In [None]:
import pandas as pd
import numpy as np
from sklearn.model_selection import train_test_split, cross_val_score, GridSearchCV, StratifiedKFold
from sklearn.ensemble import RandomForestClassifier
from sklearn.preprocessing import StandardScaler, PolynomialFeatures, LabelEncoder
from sklearn.impute import SimpleImputer
from sklearn.metrics import accuracy_score, classification_report, confusion_matrix
from imblearn.over_sampling import SMOTE
import matplotlib.pyplot as plt
import seaborn as sns
import re

In [None]:
#upload data file
from google.colab import files
uploaded = files.upload()
# Load full dataset
df = pd.read_csv("stroke_prediction_dataset.csv")

Saving stroke_prediction_dataset.csv to stroke_prediction_dataset.csv


In [None]:
# Load the dataset
df = pd.read_csv('stroke_prediction_dataset.csv')

In [None]:
# --- 1. Data Cleaning and Initial Preprocessing ---

# Convert column names to a clean format
df.columns = df.columns.str.lower().str.replace(' ', '_').str.replace('(', '').str.replace(')', '')

# Drop 'patient_id' and 'patient_name' as they are not features for prediction
df = df.drop(['patient_id', 'patient_name'], axis=1)

# Handle inconsistent 'gender' data: 'Other' to a more common category or drop if rare
# Check unique values first
# print(df['gender'].unique())
# If 'Other' exists and is rare, we might drop it or reassign.

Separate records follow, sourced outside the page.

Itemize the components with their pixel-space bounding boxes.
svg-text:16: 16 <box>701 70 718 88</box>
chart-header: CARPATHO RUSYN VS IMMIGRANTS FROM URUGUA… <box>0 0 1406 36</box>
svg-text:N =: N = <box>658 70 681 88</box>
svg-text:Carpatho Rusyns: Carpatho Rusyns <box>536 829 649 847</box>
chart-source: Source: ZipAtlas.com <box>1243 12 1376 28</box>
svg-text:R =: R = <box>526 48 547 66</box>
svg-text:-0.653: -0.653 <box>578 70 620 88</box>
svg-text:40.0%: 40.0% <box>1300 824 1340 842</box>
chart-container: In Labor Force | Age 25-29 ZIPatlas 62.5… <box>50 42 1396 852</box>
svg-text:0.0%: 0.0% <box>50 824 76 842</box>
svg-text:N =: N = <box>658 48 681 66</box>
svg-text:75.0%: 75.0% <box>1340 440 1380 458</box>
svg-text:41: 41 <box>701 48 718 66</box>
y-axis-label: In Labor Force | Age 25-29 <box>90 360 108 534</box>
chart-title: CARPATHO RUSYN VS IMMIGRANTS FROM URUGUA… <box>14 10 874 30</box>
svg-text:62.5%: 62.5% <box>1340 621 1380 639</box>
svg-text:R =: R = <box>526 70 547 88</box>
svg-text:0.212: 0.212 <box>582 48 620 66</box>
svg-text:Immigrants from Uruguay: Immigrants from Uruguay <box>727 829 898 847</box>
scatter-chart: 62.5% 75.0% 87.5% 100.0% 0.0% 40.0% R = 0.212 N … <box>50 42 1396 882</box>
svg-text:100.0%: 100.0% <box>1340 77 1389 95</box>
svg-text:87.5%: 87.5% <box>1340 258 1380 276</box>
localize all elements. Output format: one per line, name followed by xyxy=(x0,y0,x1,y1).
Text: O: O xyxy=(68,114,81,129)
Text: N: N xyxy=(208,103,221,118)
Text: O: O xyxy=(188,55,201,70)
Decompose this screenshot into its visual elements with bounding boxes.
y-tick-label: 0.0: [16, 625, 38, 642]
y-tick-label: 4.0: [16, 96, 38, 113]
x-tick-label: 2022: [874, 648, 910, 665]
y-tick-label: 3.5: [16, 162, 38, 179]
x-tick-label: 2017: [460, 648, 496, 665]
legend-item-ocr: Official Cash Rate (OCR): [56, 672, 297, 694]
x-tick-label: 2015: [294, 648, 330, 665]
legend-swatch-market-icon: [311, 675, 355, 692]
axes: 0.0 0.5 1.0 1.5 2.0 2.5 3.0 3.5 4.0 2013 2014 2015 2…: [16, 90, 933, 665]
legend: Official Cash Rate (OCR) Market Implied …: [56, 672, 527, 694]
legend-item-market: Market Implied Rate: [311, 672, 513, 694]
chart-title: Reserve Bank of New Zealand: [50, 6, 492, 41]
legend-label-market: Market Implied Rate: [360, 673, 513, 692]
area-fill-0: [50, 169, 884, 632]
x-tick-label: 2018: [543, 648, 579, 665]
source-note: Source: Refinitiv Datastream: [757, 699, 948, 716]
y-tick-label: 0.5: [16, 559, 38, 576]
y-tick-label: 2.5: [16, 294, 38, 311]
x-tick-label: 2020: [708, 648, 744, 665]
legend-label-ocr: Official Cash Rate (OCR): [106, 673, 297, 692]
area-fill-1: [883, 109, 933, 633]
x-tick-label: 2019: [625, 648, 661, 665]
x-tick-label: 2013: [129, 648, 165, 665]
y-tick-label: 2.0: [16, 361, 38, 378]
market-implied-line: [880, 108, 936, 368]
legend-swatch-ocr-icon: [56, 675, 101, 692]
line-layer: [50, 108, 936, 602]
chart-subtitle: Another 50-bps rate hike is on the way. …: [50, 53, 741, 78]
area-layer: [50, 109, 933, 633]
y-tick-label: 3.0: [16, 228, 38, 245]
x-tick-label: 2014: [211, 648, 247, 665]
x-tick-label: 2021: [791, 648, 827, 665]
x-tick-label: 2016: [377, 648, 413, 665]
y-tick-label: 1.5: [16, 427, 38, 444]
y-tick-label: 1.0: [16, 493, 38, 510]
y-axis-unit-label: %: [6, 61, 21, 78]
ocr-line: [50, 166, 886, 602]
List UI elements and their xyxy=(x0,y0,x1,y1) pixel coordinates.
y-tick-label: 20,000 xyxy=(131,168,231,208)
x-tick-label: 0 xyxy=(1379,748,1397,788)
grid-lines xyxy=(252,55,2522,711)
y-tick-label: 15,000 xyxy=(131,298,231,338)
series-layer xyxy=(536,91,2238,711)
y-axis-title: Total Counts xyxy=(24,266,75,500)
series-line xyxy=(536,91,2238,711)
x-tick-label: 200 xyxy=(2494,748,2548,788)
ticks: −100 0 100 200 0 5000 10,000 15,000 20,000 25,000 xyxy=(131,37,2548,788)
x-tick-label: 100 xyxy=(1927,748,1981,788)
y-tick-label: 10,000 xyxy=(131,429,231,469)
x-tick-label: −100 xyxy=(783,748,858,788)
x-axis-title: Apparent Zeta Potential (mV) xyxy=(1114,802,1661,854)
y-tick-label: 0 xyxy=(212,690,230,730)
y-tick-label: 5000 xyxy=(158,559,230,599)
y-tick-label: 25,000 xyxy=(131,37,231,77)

For simplicity, let's assume it's not a major issue or handle it during encoding.
# If 'Other' is present and significant, further investigation is needed. For this dataset, let's assume it's clean or handled by one-hot.

# Correct inconsistent 'marital_status' data (e.g., 'Married' vs 'married') - already handled by .lower() above
df['marital_status'] = df['marital_status'].str.lower()

# Clean 'blood_pressure_levels' and 'cholesterol_levels'
def clean_blood_pressure(bp_str):
    if isinstance(bp_str, str) and '/' in bp_str:
        systolic, diastolic = map(int, bp_str.split('/'))
        return systolic, diastolic
    return np.nan, np.nan

df[['systolic_bp', 'diastolic_bp']] = df['blood_pressure_levels'].apply(lambda x: pd.Series(clean_blood_pressure(x)))
df = df.drop('blood_pressure_levels', axis=1)

def clean_cholesterol(chol_str):
    if isinstance(chol_str, str):
        hdl_match = re.search(r'HDL:\s*(\d+)', chol_str)
        ldl_match = re.search(r'LDL:\s*(\d+)', chol_str)
        hdl = int(hdl_match.group(1)) if hdl_match else np.nan
        ldl = int(ldl_match.group(1)) if ldl_match else np.nan
        return hdl, ldl
    return np.nan, np.nan

df[['hdl_cholesterol', 'ldl_cholesterol']] = df['cholesterol_levels'].apply(lambda x: pd.Series(clean_cholesterol(x)))
df = df.drop('cholesterol_levels', axis=1)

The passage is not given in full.